The Best (and Worst) Classic Dad Jokes 👋

Get ready for timeless humor with our collection of classic dad jokes! These iconic, laugh-out-loud jokes have been making people groan and giggle for generations. Perfect for anyone who loves the charm of old-school humor, our classic dad jokes feature the best one-liners and puns that never go out of style. Whether you’re sharing them at family gatherings or just looking to brighten your day, these classic jokes are sure to deliver the perfect punchline every time. Explore our collection and rediscover the magic of classic dad jokes!
What did the banana say to the boy? Nothing, bananas can't talk!
We all know about Murphy’s Law: anything that can go wrong will go wrong. But have you heard of Cole’s Law? It’s thinly sliced cabbage.
Why can't your hand be 12 inches long? Because then it would be a foot.
What do you call a fibbing cat? A lion.
How do you get a squirrel to like you? Act like a nut.'
I used to play piano by ear, but now I use my hands.
How do you tell the difference between an alligator and a crocodile? You will see one later and one in a while.
What country's capital is growing the fastest?' 'Ireland.
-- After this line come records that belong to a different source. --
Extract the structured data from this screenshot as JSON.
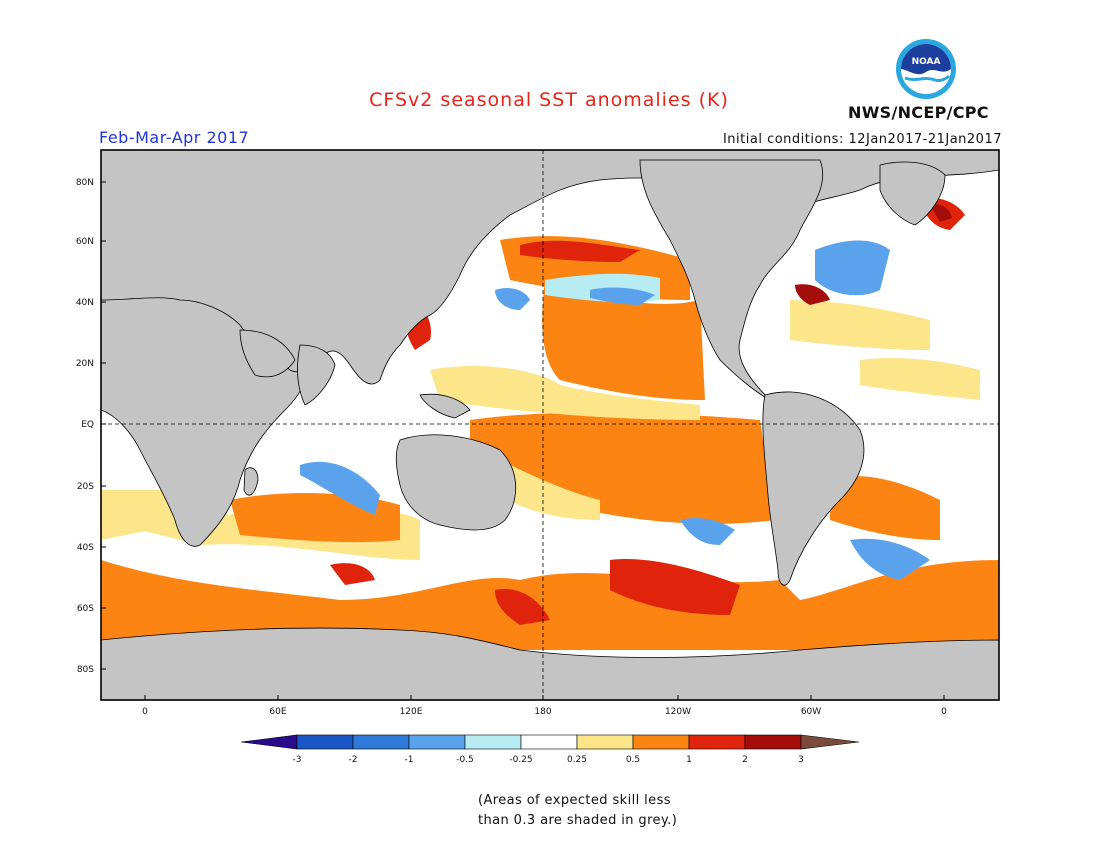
{
  "title": "CFSv2 seasonal SST anomalies (K)",
  "season": "Feb-Mar-Apr 2017",
  "initial_conditions": "Initial conditions: 12Jan2017-21Jan2017",
  "agency": "NWS/NCEP/CPC",
  "logo_text": "NOAA",
  "lat_labels": [
    "80N",
    "60N",
    "40N",
    "20N",
    "EQ",
    "20S",
    "40S",
    "60S",
    "80S"
  ],
  "lon_labels": [
    "0",
    "60E",
    "120E",
    "180",
    "120W",
    "60W",
    "0"
  ],
  "colorbar": {
    "ticks": [
      "-3",
      "-2",
      "-1",
      "-0.5",
      "-0.25",
      "0.25",
      "0.5",
      "1",
      "2",
      "3"
    ],
    "colors": [
      "#2a0b8c",
      "#1b56c7",
      "#2f7ad9",
      "#5aa3ec",
      "#b8ecf3",
      "#ffffff",
      "#fde58a",
      "#fb8412",
      "#e0240c",
      "#a40d0a",
      "#7a4a3a"
    ]
  },
  "note": [
    "(Areas of expected skill less",
    "than 0.3 are shaded in grey.)"
  ],
  "colors": {
    "land": "#c4c4c4",
    "skill_grey": "#c4c4c4",
    "title": "#e8231a",
    "season": "#2233dd"
  }
}
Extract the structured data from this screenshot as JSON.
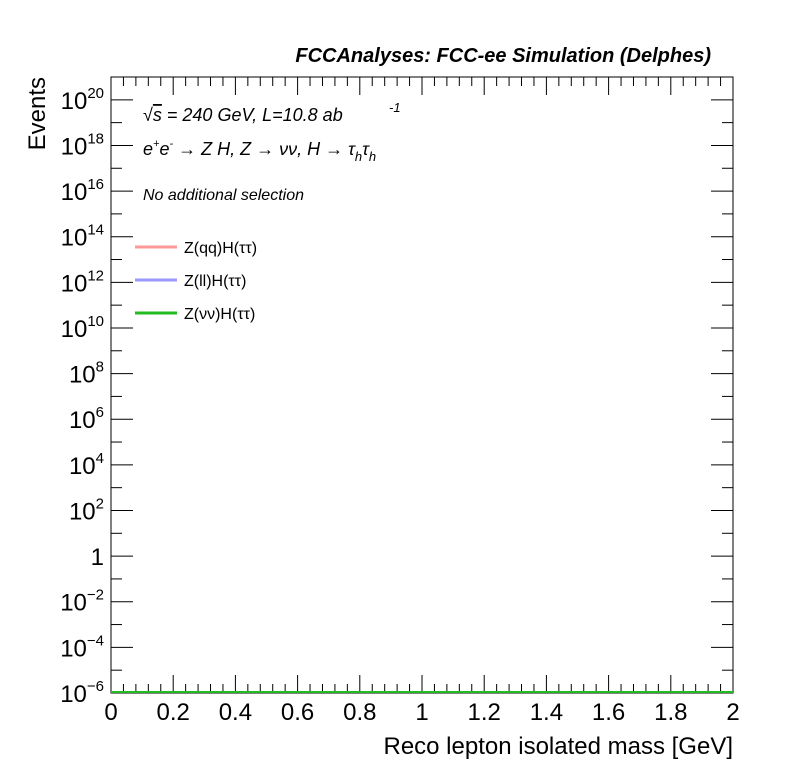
{
  "chart_data": {
    "type": "line",
    "title": "FCCAnalyses: FCC-ee Simulation (Delphes)",
    "xlabel": "Reco lepton isolated mass [GeV]",
    "ylabel": "Events",
    "xlim": [
      0,
      2
    ],
    "y_scale": "log",
    "ylim_exponent": [
      -6,
      21
    ],
    "x_ticks": [
      "0",
      "0.2",
      "0.4",
      "0.6",
      "0.8",
      "1",
      "1.2",
      "1.4",
      "1.6",
      "1.8",
      "2"
    ],
    "y_ticks": [
      {
        "base": "10",
        "exp": "20",
        "e": 20
      },
      {
        "base": "10",
        "exp": "18",
        "e": 18
      },
      {
        "base": "10",
        "exp": "16",
        "e": 16
      },
      {
        "base": "10",
        "exp": "14",
        "e": 14
      },
      {
        "base": "10",
        "exp": "12",
        "e": 12
      },
      {
        "base": "10",
        "exp": "10",
        "e": 10
      },
      {
        "base": "10",
        "exp": "8",
        "e": 8
      },
      {
        "base": "10",
        "exp": "6",
        "e": 6
      },
      {
        "base": "10",
        "exp": "4",
        "e": 4
      },
      {
        "base": "10",
        "exp": "2",
        "e": 2
      },
      {
        "base": "1",
        "exp": "",
        "e": 0
      },
      {
        "base": "10",
        "exp": "−2",
        "e": -2
      },
      {
        "base": "10",
        "exp": "−4",
        "e": -4
      },
      {
        "base": "10",
        "exp": "−6",
        "e": -6
      }
    ],
    "annotations": {
      "energy": {
        "sqrt": "√",
        "s": "s",
        "rest": " = 240 GeV, L=10.8 ab",
        "exp": "-1"
      },
      "process": {
        "e": "e",
        "plus": "+",
        "e2": "e",
        "minus": "-",
        "rest1": " → Z H, Z  → νν, H → τ",
        "sub1": "h",
        "tau2": "τ",
        "sub2": "h"
      },
      "selection": "No additional selection"
    },
    "legend_position": "top-left",
    "series": [
      {
        "name": "Z(qq)H(ττ)",
        "color": "#ff9999",
        "x": [
          0,
          2
        ],
        "y": [
          1e-06,
          1e-06
        ]
      },
      {
        "name": "Z(ll)H(ττ)",
        "color": "#9999ff",
        "x": [
          0,
          2
        ],
        "y": [
          1e-06,
          1e-06
        ]
      },
      {
        "name": "Z(νν)H(ττ)",
        "color": "#22bb22",
        "x": [
          0,
          2
        ],
        "y": [
          1e-06,
          1e-06
        ]
      }
    ]
  }
}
Every day it's Dublin.'
I didn't want to believe that my dad was stealing from his job as a traffic cop, but when I got home, all the signs were there.
I once wrote a song about a tortilla, but it's more of a wrap.
My wife and I have decided not to have kids. The kids are taking it pretty badly.
I was playing chess with my friend and he said, 'Let’s make this interesting.' So we stopped playing chess.
What’s the least spoken language in the world? Sign language.
What happens when it rains cats and dogs? You have to be careful not to step in a poodle.
Why should you never brush your teeth with your left hand? Because a toothbrush works better.